“Is everything alright?” “No.” Hashtag: #SummarizeTheAmericansInFourWords. This exchange between Martha Hanson, the hapless administrative assistant who suffered the singular misfortune of working in the wrong FBI office at the wrong time, and Philip Jennings, the spy who seduced her, used her, and has now killed in her name, says pretty much all you need to know about The Americans, television’s most profoundly unhappy show. I mean “profoundly unhappy” in every sense of the phrase, by the way. Most everyone in the series is miserable, and the series’ misery runs deep, cuts deeper, and reveals the ugly buried truth about living a lie, whether personal or political.
It wasn’t always that way. Despite the effusive praise it received, Season One was a perfectly adequate spy thriller with a too-soft spot for its odious protagonists, set apart more by the fact of its female co-lead (as well as its explicit-for-basic-cable sex scenes and its canny use of Fleetwood Mac’s “Tusk”) than by any qualitative distinction. Season Two improved considerably, tightening up the plot’s occasional plausibility gaps and toning down the knowingly dusty Cold War rhetoric in favor of letting the actions of both sides speak for their immoral selves, but it still treated the melancholy of deep-cover operatives Elizabeth and Philip Jennings as the primary fallout of their violent lives, rather than the lives they ended. After promising glimpses of moral clarity at the end of its sophomore outing, last year’s Season Three is where it all clicked into place. (It has this in common with The Sopranos, Boardwalk Empire, and Breaking Bad, which is fine company to be in.) The show was absolutely merciless in showing the suffering of the Jennings’ victims—a compromised asset whose nude body is broken down and carted away in a suitcase, an enemy agent screaming as he burns alive on camera, an old woman condemning her murderer with her dying words, a lonely teenager falling for a man who could literally be her father as that man exploits the genuine article’s absence, a childlike computer whiz ensconced in an apartment full of toys who gets killed like he himself is an action figure, their own daughter Paige as she’s first driven to despair by her parents’ obvious lies and then pushed into sharing a truth of which she wants no part. By displaying what they were doing to other people in such stark relief, The Americans made what they were doing to themselves a much more compelling question.

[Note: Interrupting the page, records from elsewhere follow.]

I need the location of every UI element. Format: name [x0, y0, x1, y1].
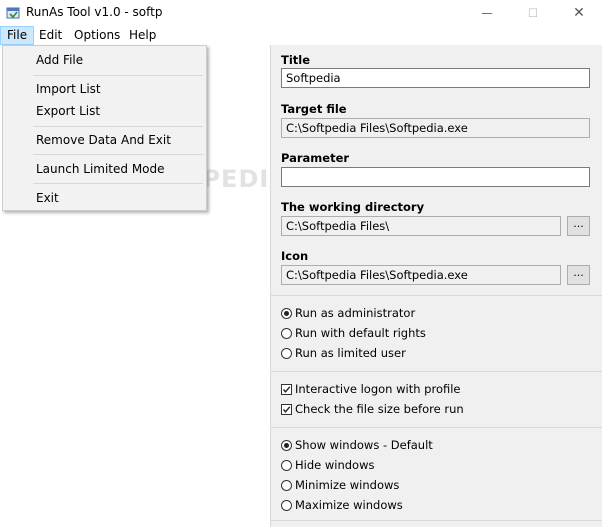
icon-label: Icon	[281, 249, 309, 263]
menu-options[interactable]: Options	[68, 26, 126, 45]
parameter-input[interactable]	[281, 167, 590, 187]
menu-item-exit[interactable]: Exit	[36, 191, 59, 205]
maximize-icon: ☐	[527, 6, 539, 20]
close-button[interactable]: ✕	[556, 0, 602, 26]
menu-file[interactable]: File	[0, 26, 35, 45]
menu-item-add-file[interactable]: Add File	[36, 53, 83, 67]
working-directory-label: The working directory	[281, 200, 425, 214]
radio-maximize-windows[interactable]: Maximize windows	[281, 497, 403, 513]
checkbox-label: Interactive logon with profile	[295, 382, 461, 396]
working-directory-field[interactable]: C:\Softpedia Files\	[281, 216, 561, 236]
divider	[271, 427, 602, 428]
minimize-icon: —	[481, 6, 493, 20]
radio-icon	[281, 347, 292, 359]
divider	[271, 520, 602, 521]
radio-label: Run as administrator	[295, 306, 416, 320]
radio-run-default-rights[interactable]: Run with default rights	[281, 325, 426, 341]
radio-run-limited-user[interactable]: Run as limited user	[281, 345, 406, 361]
radio-icon	[281, 327, 292, 339]
menu-item-remove-data-exit[interactable]: Remove Data And Exit	[36, 133, 171, 147]
file-menu-dropdown: Add File Import List Export List Remove …	[2, 45, 207, 211]
browse-icon-button[interactable]: ...	[567, 265, 590, 285]
checkbox-label: Check the file size before run	[295, 402, 464, 416]
radio-label: Minimize windows	[295, 478, 400, 492]
parameter-label: Parameter	[281, 151, 350, 165]
browse-directory-button[interactable]: ...	[567, 216, 590, 236]
radio-label: Maximize windows	[295, 498, 403, 512]
checkbox-check-file-size[interactable]: Check the file size before run	[281, 401, 464, 417]
menu-separator	[33, 154, 203, 155]
checkbox-checked-icon	[281, 383, 292, 395]
checkbox-checked-icon	[281, 403, 292, 415]
app-icon	[6, 6, 20, 20]
menu-help[interactable]: Help	[123, 26, 162, 45]
divider	[271, 371, 602, 372]
radio-selected-icon	[281, 439, 292, 451]
target-file-label: Target file	[281, 102, 347, 116]
minimize-button[interactable]: —	[464, 0, 510, 26]
menu-bar: File Edit Options Help	[0, 26, 602, 45]
close-icon: ✕	[573, 5, 585, 21]
radio-label: Show windows - Default	[295, 438, 433, 452]
title-bar: RunAs Tool v1.0 - softp — ☐ ✕	[0, 0, 602, 26]
radio-show-windows[interactable]: Show windows - Default	[281, 437, 433, 453]
window-title: RunAs Tool v1.0 - softp	[26, 5, 163, 19]
menu-edit[interactable]: Edit	[33, 26, 68, 45]
menu-separator	[33, 126, 203, 127]
menu-item-import-list[interactable]: Import List	[36, 82, 101, 96]
checkbox-interactive-logon[interactable]: Interactive logon with profile	[281, 381, 461, 397]
title-input[interactable]: Softpedia	[281, 68, 590, 88]
icon-field[interactable]: C:\Softpedia Files\Softpedia.exe	[281, 265, 561, 285]
menu-separator	[33, 183, 203, 184]
radio-label: Run as limited user	[295, 346, 406, 360]
menu-separator	[33, 75, 203, 76]
radio-label: Hide windows	[295, 458, 375, 472]
title-label: Title	[281, 53, 311, 67]
radio-label: Run with default rights	[295, 326, 426, 340]
target-file-field[interactable]: C:\Softpedia Files\Softpedia.exe	[281, 118, 590, 138]
menu-item-export-list[interactable]: Export List	[36, 104, 100, 118]
radio-minimize-windows[interactable]: Minimize windows	[281, 477, 399, 493]
menu-item-launch-limited[interactable]: Launch Limited Mode	[36, 162, 165, 176]
radio-icon	[281, 479, 292, 491]
radio-run-as-admin[interactable]: Run as administrator	[281, 305, 415, 321]
radio-icon	[281, 459, 292, 471]
divider	[271, 295, 602, 296]
radio-hide-windows[interactable]: Hide windows	[281, 457, 375, 473]
radio-selected-icon	[281, 307, 292, 319]
radio-icon	[281, 499, 292, 511]
maximize-button[interactable]: ☐	[510, 0, 556, 26]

But no character embodied the human cost of the Jennings’ secret lives better than Martha. When at last Philip revealed himself to her, removing his wig and glasses to show that he is literally not the man she thought he was—she still calls him by his alias, Clark; to quote the Greek from The Wire, “My name is not my name”—she gazes on in devastation, tears streaming silently, eyes staring in abject horror. I think that scene, in particular actor Alison Wright’s lacerating performance in it, will be the defining image of the series, a portrait of how it feels to discover the monster beneath the man, the shadow beneath the surface.
And by opening with more of Martha’s agony, “Glanders,” The Americans’ Season Three premiere, makes clear it will take this road as far as it can go. The sequence of events that lead us there is factory precise in its metaphorical value: Haunted by memories of the time he brutally killed a bully as a child, he leaves his bed with Elizabeth and goes to see Martha, unburdening himself about killing her computer-geek colleague to cover their tracks. “Oh no,” she whimpers, the reaction of someone confronted with something so awful that words sound banal. “How could you do that? No, no. Stay away, stay away!” She backs away from him, repeating herself, waving off his attempts to comfort her, She is a worse and smaller person now than she was before he told her what he did to protect her. Perhaps she can rebuild herself into something else, as she seems to do when she takes an active hand in continuing to spy for “Clark” after things settle down, but it’s not what she was, nor what she should be. What he broke, she can never fix.
She’s not alone. Paige Jennings is falling apart, revealing her parents’ secret to her confidant Pastor Tim but unable to do anything more, either for or against them. William, a new character played with bracing cynicism by Dylan Baker, tells them their overseers “have been waiting my whole goddamn life” for the bioweapon he delivers into their hands, a potentially lethal event he can only address with mordant sarcasm. But Anton Baklanov, the defector scientist Philip and Elizabeth helped abduct back to the USSR in one of Season Two’s most upsetting storylines, puts it best. Talking to Nina, the triple agent who now monitors him as penance for her crimes against the state, he reminisces about a time when “they hadn’t destroyed me yet.” “You’re not destroyed!” she insists, but he knows better. “After they finish with me,” he tells her, “I picture myself as dust, just ground up into the dirt. No one ever knowing.” He’ll be a forgotten man, an unperson, less real even than “Clark.” Such is the destructive power of the lies at the heart of this show: They can wipe away the true and good till it’s as though they were never there.